Unfortunately, the game’s production value can’t quite keep up with that generously proportioned scope.

This sense of vulnerability is compounded by the fact that resources such as ammunition or vehicles are limited, and when a soldier within a unit is killed, opportunities to replenish the squad back to full force are few and far between. Your best friend in such circumstances, then, is the environment around you. Units can go prone to avoid damage, hide in grass to get the jump on enemies, or hunker down in buildings for extra defence against an unexpected onslaught.

Legion’s tactics, meanwhile, are anything but covert, marching straight into the heat of gunfire with all the fascist bravado you’d expect from a battalion of Terminator troopers. What they lack in battle strategy, however, they make up for in terms of pure power, and the sound and sight of a fresh batch of chromatic warriors bearing down on your squadron can be a genuinely tense and terrifying affair. Outsmarting your enemy through a mix of both careful planning and on the fly improvisation, swapping ammunition and unit types to exploit enemy weaknesses, thus makes for a satisfying gameplay loop that holds potent staying power across Dark Fate – Defiance’s lengthy campaign.
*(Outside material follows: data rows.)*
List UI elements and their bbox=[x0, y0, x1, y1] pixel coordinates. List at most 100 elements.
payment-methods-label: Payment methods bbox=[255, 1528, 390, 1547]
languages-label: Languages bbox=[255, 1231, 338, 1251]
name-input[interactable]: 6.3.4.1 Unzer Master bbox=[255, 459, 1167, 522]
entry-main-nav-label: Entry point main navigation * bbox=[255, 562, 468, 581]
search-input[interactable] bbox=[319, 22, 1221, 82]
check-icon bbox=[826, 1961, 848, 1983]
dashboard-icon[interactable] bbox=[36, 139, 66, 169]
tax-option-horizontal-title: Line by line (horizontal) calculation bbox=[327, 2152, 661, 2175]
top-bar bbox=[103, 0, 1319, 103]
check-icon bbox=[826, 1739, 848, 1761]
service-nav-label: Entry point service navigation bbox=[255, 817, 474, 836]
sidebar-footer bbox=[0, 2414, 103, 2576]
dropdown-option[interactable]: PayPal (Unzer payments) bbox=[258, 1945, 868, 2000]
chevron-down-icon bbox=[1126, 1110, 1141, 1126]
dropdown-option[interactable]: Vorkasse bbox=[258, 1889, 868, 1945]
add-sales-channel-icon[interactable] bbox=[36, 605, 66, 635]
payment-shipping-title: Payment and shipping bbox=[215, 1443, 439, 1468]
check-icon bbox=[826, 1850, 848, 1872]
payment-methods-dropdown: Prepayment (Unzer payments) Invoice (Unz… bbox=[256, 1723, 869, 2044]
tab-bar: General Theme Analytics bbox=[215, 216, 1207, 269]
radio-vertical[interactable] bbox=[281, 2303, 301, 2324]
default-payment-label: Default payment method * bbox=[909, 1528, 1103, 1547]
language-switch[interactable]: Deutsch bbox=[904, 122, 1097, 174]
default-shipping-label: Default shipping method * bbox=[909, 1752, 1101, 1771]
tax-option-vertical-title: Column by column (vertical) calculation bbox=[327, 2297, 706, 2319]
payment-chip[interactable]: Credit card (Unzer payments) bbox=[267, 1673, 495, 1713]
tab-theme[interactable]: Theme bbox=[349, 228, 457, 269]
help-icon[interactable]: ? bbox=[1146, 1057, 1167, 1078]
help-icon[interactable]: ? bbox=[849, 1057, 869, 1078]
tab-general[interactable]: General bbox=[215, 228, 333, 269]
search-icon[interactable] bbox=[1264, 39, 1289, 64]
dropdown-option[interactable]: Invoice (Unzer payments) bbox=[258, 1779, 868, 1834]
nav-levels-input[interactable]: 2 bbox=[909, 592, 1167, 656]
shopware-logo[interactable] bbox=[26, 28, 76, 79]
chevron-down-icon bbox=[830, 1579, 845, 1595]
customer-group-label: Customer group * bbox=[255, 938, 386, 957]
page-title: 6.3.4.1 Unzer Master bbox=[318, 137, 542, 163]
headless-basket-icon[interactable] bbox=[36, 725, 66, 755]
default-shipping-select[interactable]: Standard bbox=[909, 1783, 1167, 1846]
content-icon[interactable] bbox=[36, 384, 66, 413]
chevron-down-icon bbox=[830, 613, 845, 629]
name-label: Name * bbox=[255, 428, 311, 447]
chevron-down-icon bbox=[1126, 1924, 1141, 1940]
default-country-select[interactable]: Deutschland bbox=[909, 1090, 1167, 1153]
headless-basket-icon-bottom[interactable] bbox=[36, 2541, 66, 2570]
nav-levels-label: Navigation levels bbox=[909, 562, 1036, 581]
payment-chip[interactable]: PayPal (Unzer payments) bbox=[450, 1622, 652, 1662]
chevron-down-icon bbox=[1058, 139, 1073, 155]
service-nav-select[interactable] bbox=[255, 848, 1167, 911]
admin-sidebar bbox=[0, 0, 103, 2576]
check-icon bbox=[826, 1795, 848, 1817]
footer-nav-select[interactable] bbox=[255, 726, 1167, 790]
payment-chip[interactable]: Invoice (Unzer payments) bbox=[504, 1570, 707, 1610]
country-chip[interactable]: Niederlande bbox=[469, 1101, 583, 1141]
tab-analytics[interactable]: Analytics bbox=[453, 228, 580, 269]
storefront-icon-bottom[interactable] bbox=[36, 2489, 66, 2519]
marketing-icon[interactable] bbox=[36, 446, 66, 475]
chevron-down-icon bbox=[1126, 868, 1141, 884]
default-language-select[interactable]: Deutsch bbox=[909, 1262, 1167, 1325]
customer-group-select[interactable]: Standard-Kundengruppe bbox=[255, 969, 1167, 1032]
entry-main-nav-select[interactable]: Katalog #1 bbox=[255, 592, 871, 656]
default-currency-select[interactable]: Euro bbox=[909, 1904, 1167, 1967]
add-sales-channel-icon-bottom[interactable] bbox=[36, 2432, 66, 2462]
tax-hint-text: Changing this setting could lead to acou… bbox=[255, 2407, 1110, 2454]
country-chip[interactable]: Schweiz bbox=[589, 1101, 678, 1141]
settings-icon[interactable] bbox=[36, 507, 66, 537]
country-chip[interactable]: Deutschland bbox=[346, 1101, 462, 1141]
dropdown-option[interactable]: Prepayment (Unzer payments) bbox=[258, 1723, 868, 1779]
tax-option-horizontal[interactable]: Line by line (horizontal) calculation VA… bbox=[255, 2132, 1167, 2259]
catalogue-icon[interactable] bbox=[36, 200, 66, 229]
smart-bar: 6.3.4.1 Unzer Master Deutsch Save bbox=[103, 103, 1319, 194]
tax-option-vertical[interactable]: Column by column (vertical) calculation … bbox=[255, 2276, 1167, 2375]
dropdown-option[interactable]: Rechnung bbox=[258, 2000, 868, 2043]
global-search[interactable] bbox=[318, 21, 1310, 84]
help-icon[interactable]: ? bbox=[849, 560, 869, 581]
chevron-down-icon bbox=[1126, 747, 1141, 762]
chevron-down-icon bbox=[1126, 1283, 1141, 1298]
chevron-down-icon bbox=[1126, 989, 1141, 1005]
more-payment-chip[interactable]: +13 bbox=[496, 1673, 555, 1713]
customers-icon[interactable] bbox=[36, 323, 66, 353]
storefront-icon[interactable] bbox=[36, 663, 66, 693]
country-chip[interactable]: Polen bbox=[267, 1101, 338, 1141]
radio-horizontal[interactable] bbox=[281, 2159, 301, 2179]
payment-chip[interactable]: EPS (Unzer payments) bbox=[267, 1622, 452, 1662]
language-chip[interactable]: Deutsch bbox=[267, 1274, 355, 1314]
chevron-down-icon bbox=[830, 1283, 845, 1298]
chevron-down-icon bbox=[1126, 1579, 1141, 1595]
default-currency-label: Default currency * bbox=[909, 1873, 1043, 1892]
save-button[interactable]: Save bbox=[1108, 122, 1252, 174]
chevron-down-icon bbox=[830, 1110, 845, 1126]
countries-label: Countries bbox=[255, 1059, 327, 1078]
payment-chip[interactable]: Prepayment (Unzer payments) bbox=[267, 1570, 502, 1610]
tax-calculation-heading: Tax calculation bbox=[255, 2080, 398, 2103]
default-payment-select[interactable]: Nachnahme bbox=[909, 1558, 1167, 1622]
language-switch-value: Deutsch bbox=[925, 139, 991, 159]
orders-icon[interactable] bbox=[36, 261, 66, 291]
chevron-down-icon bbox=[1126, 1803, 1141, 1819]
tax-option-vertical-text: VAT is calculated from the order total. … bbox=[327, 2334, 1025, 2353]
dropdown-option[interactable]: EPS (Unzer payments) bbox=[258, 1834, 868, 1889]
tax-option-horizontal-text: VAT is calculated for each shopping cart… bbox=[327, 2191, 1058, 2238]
Terminator: Dark Fate – Defiance

That campaign’s mission variety is another of the game’s strong suits, ranging from tower defence style siege encounters to more measured, multi-quest recon adventures across sprawling open maps littered with quirky local NPCs. As far as the narrative itself goes, however, don’t expect much in the way of either meaningful universe expansion or standalone storytelling. Developer Slitherine’s penchant for wooden dialogue remains as prevalent here as it did in Stargate: Timekeepers, while the game’s only notable contribution to Terminator lore here seems to be the introduction of a new human enemy faction: a guerrilla resistance group known as The Movement. Their presence seems more geared towards serving gameplay variety than story, however, allowing for opportunities to fight other humans alongside Legion’s mechanised warriors.

Beyond its campaign, Dark Fate – Defiance also features a handful of multiplayer and quick play Skirmish modes that lets players command either Founder, Legion, or Movement factions in short-burst tussles against each other or the computer. It's perhaps best enjoyed as an opportunity to practise and hone some of the more advanced strategies picked up from the main campaign, and though these excursions may not have the same replay value as other live service experiences, they at least serve as a nice epilogue for those still hungry after the main course of Dark Fate – Defiance's campaign.

Unfortunately, the game’s production value can’t quite keep up with that generously proportioned scope. With the exception of its authentically realised T-800 models, the game’s dry visual style struggles to conjure up the same sense of palpable atmosphere as, say, the future war sequences of the Terminator films, with low-detail environments and achromatic colour palettes that keeps this particular future looking rather flat and dreary.

It can sometimes give the impression of a Terminator story in desperate need of a budget, but that franchise window dressing ultimately isn't the main selling point here. Instead_, Dark Fate – Defiance_’s real strengths lie in its refreshingly purist approach to the war tactics genre, with compelling combat that can hold your attention regardless of any personal affinity for the franchise itself. The track record for Terminator games has been about as wildly inconsistent as, well, that of its cinematic counterpart but, with its tightly designed, Terminator-infused tactical trials, Dark Fate – Defiance may have just helped to raise that historically low bar a little bit higher.